09.03.2020 Interview
Interview

Housing has always been an important part of Tadao Ando’s practice, with over 100 small and large residences worldwide. Nowadays, as a part of a new collaborative trend, he continues designing houses but counting on the contribution of recognized artists.

Situated on a quiet residential street of unremarkable homes, Obayashi House hides a particularly innovative collaboration. Ando’s signature spare, concrete-and-glass spaces are punctuated in the middle of the N-shaped plan by the artwork Tile for Yu-un by artist Olafur Eliason as a courtyard “lining” for this gallery house in Tokyo. Based on a space-filling structure called the quasi brick, the shape of the tiles was developed over many years of research and is a geometry that recurs often in Eliasson’s work.

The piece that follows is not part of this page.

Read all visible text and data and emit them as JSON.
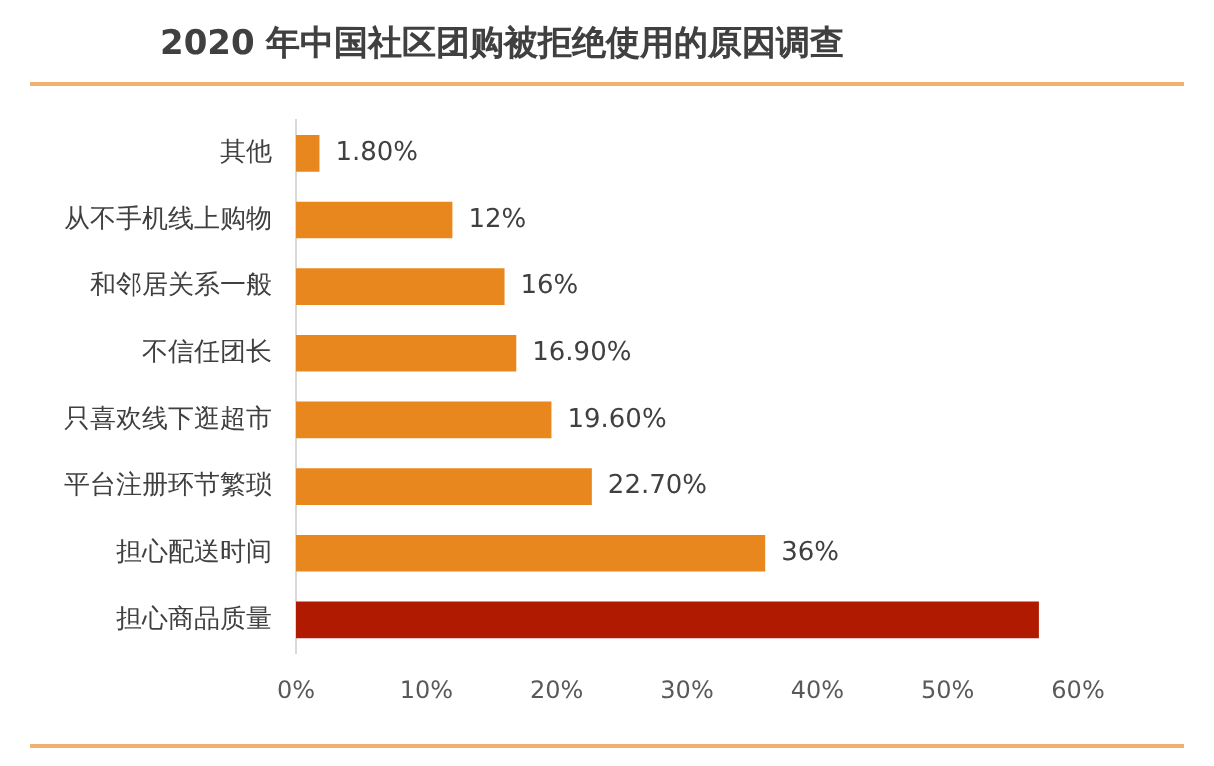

Tadao Ando’s houses favor centrally placed courtyards that illuminate dark interiors with light. As the natural light changes throughout the day, night and seasons, so do the interiors. “I hope that as guests enter the Obayashi House they feel a sense of expectation and excitement,” says Tadao Ando. The bricks can be rotated into six different positions, and put together randomly as they create a very complex pattern. The idea of the quasi brick is the expression of high complexity: the tiles could symbolize the multi-faceted life of the businessman-cum-art collector.